Information Protection Scanner
Cloud-native auto-labeling covers Exchange, SharePoint Online, and OneDrive. Content stored on on-premises file shares, NAS devices, and local SharePoint Server requires the Microsoft Purview Information Protection Scanner — a Windows service that connects to your on-premises repositories and applies labels using the same SIT-based rules configured in the Purview portal.
Architecture
The scanner consists of two components:
| Component | Role |
|---|---|
| Scanner node | Windows Server running the AIP Unified Labeling client; connects to file shares via SMB or SharePoint Server via HTTPS |
| SQL Server database | Stores scanner job configuration, scan results, and per-file label status |
The scanner node authenticates to the Purview service using an Entra service principal (app registration). It reads files, evaluates SIT conditions, and either reports matches (discovery mode) or writes labels to the files (enforcement mode).
On-premises network:
File share (\\server\share) ──SMB──▶ Scanner node (Windows Server)
SharePoint Server ──HTTPS──▶ Scanner node
Scanner node ──HTTPS──▶ Purview compliance portal (label policies)
Scanner node ──SQL──▶ SQL Server (scan results database)
Sizing the Scanner Node
Scanner throughput depends on CPU, RAM, and network bandwidth to the file share. Use these guidelines:
| File Repository Size | Scanner Node Sizing | SQL Server |
|---|---|---|
| < 1 million files | 4 vCPU, 8 GB RAM | SQL Express (free, 10 GB limit) |
| 1–10 million files | 8 vCPU, 16 GB RAM | SQL Server Standard or Developer |
| > 10 million files | 16 vCPU, 32 GB RAM; consider multiple scanner nodes | SQL Server Standard with dedicated instance |
SQL Express limitations: The free SQL Express edition has a 10 GB database size limit. For large environments, SQL Express will fill up before the scan completes, halting the job. Use SQL Server Standard or SQL Server Developer (free for non-production) for any repository exceeding ~2 million files.

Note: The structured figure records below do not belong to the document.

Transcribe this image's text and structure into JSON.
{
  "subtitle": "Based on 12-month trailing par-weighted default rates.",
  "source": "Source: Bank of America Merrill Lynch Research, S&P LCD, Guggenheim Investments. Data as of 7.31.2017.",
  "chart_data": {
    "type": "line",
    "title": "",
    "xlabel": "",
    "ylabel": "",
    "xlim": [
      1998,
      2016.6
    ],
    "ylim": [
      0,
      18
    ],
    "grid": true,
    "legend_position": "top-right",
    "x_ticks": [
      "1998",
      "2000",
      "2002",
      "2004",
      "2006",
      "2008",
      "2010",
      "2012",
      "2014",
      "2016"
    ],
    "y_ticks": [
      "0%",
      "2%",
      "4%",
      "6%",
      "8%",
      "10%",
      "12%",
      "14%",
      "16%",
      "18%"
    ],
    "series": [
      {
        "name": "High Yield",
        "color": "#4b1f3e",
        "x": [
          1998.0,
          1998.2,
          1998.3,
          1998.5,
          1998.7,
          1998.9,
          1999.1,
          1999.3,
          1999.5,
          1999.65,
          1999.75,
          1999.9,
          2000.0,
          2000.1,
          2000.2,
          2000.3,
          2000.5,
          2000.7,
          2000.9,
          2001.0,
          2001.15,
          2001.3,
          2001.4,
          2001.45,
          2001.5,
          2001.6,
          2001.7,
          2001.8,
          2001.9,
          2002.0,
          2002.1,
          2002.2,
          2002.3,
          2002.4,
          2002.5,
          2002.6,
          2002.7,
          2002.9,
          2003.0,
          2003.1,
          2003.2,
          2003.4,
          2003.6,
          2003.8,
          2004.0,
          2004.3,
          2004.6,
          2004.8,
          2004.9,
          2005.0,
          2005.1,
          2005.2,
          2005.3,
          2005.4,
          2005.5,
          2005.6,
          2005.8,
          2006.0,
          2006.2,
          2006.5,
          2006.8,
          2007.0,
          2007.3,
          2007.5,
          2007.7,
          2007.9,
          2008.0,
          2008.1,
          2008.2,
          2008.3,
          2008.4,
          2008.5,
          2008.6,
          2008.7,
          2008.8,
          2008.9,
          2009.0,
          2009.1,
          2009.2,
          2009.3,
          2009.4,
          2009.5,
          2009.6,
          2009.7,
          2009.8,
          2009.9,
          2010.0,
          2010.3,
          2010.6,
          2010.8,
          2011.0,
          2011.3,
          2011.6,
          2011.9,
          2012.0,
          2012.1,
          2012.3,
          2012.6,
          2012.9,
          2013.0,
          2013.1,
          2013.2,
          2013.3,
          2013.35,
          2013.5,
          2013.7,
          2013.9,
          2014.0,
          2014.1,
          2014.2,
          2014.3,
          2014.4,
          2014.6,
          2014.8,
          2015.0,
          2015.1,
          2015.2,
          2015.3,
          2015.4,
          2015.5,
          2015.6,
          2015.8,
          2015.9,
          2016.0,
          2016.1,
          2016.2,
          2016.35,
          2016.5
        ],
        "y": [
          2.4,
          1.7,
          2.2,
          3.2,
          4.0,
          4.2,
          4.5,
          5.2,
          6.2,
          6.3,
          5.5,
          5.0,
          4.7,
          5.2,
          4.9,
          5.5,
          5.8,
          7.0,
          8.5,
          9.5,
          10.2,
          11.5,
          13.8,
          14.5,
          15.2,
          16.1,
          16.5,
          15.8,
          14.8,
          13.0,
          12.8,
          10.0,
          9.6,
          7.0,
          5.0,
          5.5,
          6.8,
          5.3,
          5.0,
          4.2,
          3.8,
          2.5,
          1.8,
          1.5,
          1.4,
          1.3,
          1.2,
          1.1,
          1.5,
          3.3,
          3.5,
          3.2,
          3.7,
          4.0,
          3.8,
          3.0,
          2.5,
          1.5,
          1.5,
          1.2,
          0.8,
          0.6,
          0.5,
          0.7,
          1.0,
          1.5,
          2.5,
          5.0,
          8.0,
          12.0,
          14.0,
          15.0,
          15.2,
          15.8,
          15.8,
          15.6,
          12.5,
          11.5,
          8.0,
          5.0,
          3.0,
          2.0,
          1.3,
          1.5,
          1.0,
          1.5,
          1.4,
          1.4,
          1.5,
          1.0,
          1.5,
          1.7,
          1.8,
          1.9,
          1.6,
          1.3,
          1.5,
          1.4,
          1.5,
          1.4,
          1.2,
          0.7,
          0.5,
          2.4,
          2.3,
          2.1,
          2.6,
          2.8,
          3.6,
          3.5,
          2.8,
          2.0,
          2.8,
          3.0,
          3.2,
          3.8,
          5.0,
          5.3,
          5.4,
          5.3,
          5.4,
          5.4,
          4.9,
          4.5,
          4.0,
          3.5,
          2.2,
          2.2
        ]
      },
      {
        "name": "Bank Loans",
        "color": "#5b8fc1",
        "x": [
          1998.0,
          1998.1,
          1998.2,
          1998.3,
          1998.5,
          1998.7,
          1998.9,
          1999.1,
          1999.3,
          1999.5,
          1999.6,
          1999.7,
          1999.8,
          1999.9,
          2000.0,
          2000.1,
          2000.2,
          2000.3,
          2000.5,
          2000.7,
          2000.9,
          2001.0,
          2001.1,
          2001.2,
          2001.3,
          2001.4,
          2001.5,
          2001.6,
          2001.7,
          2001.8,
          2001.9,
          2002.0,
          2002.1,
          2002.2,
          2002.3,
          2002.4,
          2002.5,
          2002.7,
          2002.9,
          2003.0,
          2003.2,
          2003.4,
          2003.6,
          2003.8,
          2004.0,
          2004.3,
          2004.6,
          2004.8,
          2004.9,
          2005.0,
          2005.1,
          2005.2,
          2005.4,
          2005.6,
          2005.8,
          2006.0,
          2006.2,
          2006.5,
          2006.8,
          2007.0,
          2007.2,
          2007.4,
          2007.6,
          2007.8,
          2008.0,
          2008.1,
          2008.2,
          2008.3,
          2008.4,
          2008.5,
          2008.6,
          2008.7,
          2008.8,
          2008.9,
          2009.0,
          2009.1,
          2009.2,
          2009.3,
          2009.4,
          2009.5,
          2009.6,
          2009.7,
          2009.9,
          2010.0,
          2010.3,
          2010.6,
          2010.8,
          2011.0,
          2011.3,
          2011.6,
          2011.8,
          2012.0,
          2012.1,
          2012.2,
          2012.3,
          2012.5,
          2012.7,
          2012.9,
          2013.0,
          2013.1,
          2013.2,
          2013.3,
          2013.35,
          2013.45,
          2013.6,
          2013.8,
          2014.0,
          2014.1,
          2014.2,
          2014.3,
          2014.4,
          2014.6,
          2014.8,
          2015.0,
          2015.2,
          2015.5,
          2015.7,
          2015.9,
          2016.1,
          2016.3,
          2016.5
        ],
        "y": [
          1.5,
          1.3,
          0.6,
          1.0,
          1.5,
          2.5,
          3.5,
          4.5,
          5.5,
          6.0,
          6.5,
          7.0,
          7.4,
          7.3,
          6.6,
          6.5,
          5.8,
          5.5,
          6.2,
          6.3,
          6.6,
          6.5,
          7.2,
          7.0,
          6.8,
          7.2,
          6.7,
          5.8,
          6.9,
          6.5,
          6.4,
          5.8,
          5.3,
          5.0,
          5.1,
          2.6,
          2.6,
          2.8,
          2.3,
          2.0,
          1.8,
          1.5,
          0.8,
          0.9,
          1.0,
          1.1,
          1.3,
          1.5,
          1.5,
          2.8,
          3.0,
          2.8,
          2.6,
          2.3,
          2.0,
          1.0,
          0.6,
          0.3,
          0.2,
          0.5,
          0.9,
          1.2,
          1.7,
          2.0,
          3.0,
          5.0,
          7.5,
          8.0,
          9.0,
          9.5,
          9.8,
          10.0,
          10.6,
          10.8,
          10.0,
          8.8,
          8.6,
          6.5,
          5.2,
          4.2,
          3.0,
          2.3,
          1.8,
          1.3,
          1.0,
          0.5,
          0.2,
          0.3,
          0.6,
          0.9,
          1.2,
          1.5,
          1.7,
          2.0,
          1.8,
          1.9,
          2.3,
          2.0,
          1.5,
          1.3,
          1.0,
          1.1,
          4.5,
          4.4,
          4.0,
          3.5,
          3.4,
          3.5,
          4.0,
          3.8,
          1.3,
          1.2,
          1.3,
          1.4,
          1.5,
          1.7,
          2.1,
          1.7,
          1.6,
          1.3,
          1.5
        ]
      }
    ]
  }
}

Network bandwidth: The scanner reads file content across the network. Budget 1 Gbps network connectivity between the scanner node and the file share for production workloads. Scanning over a WAN link to remote offices will be slow — deploy a scanner node at each remote office instead.
Installation
# On the scanner node — install the AIP Unified Labeling client
# Download from Microsoft Download Center
Install-AIPScanner -SqlServerInstance "SQL01\SCANNER" -Profile "OnPremScan"
# Authenticate the scanner to Entra (run once)
Set-AIPAuthentication `
-AppId "xxxxxxxx-xxxx-xxxx-xxxx-xxxxxxxxxxxx" `
-AppSecret "your-client-secret" `
-TenantId "yourtenant.onmicrosoft.com" `
-DelegatedUser "scanneraccount@yourtenant.onmicrosoft.com"
# Add a repository to scan
Add-AIPScannerRepository -Path "\\fileserver01\shares\engineering"
Add-AIPScannerRepository -Path "\\fileserver01\shares\finance"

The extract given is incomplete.